見えない世界の歩き方 〜Go! Go! スピリチュアル〜 大野百合子 永岡書店
※死後の世界の本ではないが、精神世界を総括。スピリチュアルとは何か…がよくわかり、ありとあらゆるスピリチュアルな手法を、やさしくおもしろくガイド。精神世界に関心のある人の身近な入門書。

■魂とは永遠に変わらない意識のエネルギー。神道では「分け御魂」、仏教では「仏性」といわれる神聖なもの。全生命の根源とつながる。

■多くの精神世界へのアクセスの鍵となり、魂と身体が一つに協力し合うための最大最強ツールが呼吸法。呼吸法には完全呼吸法(ヨガの腹式呼吸)、プラーナヤマの比率呼吸法(ヨガの腹式呼吸)、息吹永世の呼吸法(古神道伝承呼吸)、天地をつなぐ呼吸法、などがある。ちなみに、息の本来の言葉は「命気」、魂と身体をつないでいるのが呼吸。



各種書籍より
◆私たちは「魂をもつ身体」ではない。「身体をもつ魂」である。魂は永遠で、意識も永遠。私たちを動かしているエネルギーも永遠。死後の世界では、念の使い方を覚えるとなんでもできる。念の力で思いを伝えるため言葉は不要。欲しいものも想像するだけで手に入る。霊の進化とは自由自在を極めること。その習熟具合によって所属階層が変動し、上位の階層では光に近い姿となる。また時間や空間という概念がなく、私たちが暮らしているこの世界と表裏一体。天国や地獄といったものはない。一般的には自分が生きた年数分を転生するまでの準備期間にあてる。愛するペットたちとも再会でき、一緒に暮らすこともできる。

◆人間は死ぬと失っていた霊としての記憶を取り戻す。そして多種多層の霊界構造の中から、同等の霊性が集まる階層や共通意識を持ったコロニー(集落)に導かれる。霊界で休息した霊は、生まれ変わることを続けるのか、それとも神界をめざすのか、が決められる。神界ルートに進む霊は、地上で多くのことを学び、さまざまな経験を積むことで高度な霊性を備えた霊。転生とは異なるルールのもと、新しい学びをはじめる。

◆死後の世界では、上から下まである多くの層の中から魂の質に適した世界に移動する。振り分けには独自の判断基準があり、現世での善意、宗教などの思い込みは通用しない。善人だから上の層、悪人だから下の層、ということではなく、悪い行いをした自覚と反省があるかどうか、が重んじられる。本人の自覚がないまま、善意が余計なお世話となっていたり、上から目線の優越感となることもある。いじめられた側は恨みが残り、いじめた側は記憶にないこともあるだろう。また創造主である神の存在を信じているかどうかも分かれ目となる。

◆人間は死ぬと自由を感じ、二度と肉体を持ちたくないと思う。次の瞬間、天から光の柱が降りてきて、魂が光の中に引き上げられる。そして「忘却の幕」を通り抜け、生まれ変わるための場所に戻っていく。忘却の幕とは魂の記憶の境目で、ここを通ることで転生する際に決めた目的などの約束事をすべて思い出す。反対に転生する際は忘却の幕を通過した瞬間、すべてを忘れることとなっている。

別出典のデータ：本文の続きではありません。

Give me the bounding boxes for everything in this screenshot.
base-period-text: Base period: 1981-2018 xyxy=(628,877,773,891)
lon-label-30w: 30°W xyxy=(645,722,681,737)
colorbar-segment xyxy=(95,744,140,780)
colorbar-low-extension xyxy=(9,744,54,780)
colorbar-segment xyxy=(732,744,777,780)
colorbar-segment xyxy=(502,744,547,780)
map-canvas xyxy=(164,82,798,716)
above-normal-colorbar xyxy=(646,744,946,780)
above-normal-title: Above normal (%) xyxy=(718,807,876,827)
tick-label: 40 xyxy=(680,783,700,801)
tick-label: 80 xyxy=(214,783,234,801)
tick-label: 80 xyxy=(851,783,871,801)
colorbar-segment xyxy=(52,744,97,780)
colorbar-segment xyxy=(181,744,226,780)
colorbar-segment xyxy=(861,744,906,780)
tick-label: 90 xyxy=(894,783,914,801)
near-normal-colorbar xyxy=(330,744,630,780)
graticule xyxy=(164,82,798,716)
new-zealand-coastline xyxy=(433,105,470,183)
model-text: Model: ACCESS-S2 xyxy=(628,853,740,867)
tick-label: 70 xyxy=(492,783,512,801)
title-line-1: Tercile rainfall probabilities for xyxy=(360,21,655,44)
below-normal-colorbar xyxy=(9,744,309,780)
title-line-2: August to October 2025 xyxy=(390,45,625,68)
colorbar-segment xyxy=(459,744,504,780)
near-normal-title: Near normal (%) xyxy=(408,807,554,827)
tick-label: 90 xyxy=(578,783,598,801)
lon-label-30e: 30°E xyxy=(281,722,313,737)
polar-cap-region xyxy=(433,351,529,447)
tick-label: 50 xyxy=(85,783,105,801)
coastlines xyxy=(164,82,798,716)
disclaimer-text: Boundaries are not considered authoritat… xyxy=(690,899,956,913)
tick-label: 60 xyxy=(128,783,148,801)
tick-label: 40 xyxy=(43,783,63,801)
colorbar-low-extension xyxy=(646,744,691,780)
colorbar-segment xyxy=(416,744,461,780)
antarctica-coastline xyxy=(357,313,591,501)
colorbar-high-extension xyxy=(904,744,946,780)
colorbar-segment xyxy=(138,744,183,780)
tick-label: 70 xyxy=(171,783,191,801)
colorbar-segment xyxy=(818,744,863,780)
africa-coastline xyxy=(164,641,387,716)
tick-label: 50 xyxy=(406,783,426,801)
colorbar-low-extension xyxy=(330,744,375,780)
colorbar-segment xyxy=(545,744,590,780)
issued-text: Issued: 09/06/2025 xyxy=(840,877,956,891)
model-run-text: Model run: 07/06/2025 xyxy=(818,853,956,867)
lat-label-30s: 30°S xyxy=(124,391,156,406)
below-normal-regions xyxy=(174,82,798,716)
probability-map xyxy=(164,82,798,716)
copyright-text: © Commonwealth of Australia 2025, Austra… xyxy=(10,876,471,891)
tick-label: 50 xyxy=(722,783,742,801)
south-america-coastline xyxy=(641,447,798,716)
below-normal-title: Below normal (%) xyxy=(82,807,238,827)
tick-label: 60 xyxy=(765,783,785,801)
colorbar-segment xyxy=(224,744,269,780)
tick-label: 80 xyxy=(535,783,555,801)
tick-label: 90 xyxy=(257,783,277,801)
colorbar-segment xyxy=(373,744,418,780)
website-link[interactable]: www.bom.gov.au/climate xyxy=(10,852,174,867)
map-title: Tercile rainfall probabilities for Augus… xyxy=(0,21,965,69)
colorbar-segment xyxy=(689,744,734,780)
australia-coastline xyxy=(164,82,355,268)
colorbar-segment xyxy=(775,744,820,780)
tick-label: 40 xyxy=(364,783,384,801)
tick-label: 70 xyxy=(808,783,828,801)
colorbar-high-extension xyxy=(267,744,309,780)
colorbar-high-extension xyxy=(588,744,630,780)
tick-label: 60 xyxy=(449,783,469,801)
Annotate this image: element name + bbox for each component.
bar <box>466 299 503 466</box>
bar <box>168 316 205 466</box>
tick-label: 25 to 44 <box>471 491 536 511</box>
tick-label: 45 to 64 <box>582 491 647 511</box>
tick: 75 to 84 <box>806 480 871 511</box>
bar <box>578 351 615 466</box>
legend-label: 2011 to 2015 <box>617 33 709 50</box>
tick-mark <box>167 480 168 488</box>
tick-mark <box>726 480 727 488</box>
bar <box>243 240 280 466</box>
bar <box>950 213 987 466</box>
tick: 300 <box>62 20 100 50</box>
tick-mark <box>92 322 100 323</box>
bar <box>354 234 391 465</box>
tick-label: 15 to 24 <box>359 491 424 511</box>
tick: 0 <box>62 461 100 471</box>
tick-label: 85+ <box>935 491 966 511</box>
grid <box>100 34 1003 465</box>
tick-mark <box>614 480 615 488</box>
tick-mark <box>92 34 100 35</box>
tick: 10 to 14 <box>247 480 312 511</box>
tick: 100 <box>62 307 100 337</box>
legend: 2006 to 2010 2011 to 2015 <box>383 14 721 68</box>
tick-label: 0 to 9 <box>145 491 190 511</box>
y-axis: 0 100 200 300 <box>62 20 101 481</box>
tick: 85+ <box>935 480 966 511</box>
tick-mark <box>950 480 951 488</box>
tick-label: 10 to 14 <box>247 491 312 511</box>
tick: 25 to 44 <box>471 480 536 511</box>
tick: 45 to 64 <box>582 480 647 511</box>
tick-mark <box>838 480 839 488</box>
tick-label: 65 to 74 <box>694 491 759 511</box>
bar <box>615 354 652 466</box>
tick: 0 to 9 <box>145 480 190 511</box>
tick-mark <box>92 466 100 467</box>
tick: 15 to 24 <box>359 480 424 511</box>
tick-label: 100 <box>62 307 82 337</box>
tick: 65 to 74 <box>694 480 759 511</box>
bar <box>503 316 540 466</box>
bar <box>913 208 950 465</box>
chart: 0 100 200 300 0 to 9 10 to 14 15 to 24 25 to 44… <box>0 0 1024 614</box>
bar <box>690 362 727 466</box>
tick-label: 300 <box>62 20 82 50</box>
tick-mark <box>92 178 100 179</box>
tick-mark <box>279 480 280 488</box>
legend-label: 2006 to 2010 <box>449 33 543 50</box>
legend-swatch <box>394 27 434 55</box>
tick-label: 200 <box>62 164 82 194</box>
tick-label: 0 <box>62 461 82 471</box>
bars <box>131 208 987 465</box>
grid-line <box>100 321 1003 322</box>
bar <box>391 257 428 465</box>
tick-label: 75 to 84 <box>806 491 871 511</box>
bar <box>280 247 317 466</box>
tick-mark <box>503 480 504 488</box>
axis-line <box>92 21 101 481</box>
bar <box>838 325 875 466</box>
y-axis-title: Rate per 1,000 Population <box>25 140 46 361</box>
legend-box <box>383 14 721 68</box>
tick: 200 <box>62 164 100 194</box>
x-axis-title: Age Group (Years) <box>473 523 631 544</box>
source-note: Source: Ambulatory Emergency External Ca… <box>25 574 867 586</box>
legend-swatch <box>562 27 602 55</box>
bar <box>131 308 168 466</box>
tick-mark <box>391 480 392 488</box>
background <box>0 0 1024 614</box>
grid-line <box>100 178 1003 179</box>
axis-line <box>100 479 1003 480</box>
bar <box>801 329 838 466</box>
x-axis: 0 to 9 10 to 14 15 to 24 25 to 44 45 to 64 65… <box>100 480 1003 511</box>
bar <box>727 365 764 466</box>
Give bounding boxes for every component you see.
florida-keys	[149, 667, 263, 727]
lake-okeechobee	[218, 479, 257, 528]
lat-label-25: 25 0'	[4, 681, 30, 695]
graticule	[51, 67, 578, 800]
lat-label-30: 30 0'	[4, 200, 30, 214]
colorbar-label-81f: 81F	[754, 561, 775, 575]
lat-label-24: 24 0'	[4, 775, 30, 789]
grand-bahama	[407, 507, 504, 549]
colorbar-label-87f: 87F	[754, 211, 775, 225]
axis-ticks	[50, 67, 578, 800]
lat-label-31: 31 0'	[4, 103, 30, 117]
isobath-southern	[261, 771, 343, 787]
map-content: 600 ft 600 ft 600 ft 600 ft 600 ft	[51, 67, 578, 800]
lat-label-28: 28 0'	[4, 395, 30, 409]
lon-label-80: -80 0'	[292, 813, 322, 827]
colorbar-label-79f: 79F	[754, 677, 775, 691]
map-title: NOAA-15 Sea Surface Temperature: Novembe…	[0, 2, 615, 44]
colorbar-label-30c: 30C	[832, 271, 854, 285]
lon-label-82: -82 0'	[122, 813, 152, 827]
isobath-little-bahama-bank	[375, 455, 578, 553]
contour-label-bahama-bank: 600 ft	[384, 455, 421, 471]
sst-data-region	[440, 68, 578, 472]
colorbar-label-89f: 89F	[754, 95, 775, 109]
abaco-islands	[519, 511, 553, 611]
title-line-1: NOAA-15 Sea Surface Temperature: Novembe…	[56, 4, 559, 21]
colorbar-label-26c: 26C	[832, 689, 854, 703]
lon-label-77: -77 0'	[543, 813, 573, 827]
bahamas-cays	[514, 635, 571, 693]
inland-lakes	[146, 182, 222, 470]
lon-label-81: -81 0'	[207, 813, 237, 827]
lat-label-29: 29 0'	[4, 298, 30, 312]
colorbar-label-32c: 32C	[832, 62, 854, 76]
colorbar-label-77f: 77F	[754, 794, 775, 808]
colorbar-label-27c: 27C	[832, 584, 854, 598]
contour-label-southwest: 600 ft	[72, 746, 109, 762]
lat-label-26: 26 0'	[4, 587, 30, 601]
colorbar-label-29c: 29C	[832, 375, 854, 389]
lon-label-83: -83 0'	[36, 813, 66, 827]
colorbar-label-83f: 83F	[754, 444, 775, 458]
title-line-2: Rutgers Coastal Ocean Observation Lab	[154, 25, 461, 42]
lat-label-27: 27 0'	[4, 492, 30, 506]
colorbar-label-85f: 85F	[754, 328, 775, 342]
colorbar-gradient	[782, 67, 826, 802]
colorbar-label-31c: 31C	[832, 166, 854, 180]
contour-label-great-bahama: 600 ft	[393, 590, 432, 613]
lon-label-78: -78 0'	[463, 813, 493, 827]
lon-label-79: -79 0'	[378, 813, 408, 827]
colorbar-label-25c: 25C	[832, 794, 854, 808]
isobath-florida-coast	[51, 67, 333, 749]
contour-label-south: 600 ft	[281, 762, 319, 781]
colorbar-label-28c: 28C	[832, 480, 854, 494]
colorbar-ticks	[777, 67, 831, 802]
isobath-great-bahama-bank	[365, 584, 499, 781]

◆人間の普遍的な目的は「魂の故郷」に帰ること。魂の故郷では懐かしい人たちやソウルメイトたちと再会。次の人生計画をたてる上でソウルメイトの存在が欠かせない。ソウルメイトは誰にも5-6人がいて、それぞれが世界各地で人生を全うし、死んだ後、天界でその経験を分かち合う。人間界での数多い経験は、魂の故郷に帰った際には大きな価値を生み出す。そして次の人生計画を話し合い、およそ40-50年かけて生まれ変わる準備をする。ちなみに目的通りの人生がおくれたかどうかで天界に戻ったときの心境は異なり、意識の上での天国と地獄を感じ、次の転生に活かされることとなる。尚、輪廻転生の回数は人により異なる。人間としての転生を終えると、指導霊として人間を導く役目を担うことになり、それを終えると神に近い領域へ入ることになる。

◆人は死ぬとしばらくは夢を見る。臨死体験の多くは、この時の夢という説が有力。個々の生活環境によって見る世界は異なる。光のトンネルを抜けたり、花畑に囲まれたり。三途の川といった境界線は、中東の国では砂漠、ヨーロッパでは階段のケースが多い。これらは代替記憶と呼ばれ、土地柄や民族性が現れる。また魂は肉体と離れて幽体になる。幽体を使うことができる準備が終わると夢から覚め、死後の世界に入る。

◆旅立つ際は、その瞬間に立ち会ってくれる人が現れ、その後は一人で進む。目が覚めると川が流れる門の前に到着。その門の前で天国か地獄か…の審判を受ける。門をくぐり、川沿いを幸せと希望を感じながらひたすら歩く世界が天国。人生を振り返りながら歩き進み、生まれ変わっていく。同じ時代では「学び」にならないため、100年ほど先に生まれ変わることが多い。「学び」の必要がない人は、歩く途中で「光」となる。また地獄とは、門の近くの暗闇の中で、歩く人たちを佇みながら眺める希望のない世界。成仏できない霊は、霊界の手前にある幽界(現世への未練などが残存する世界)にとどまる。

◆死後の世界では、その人の人生の歩み方がそのまま形になる。思いやりの心をもち、自分の心に正直に生きたかどうかが、天国・地獄…などといった死後の世界での岐路となる。尚、死んでも魂は同じ。来世も今の自分のまま生き続ける。肉体は変わっても魂はずっと変わることはない。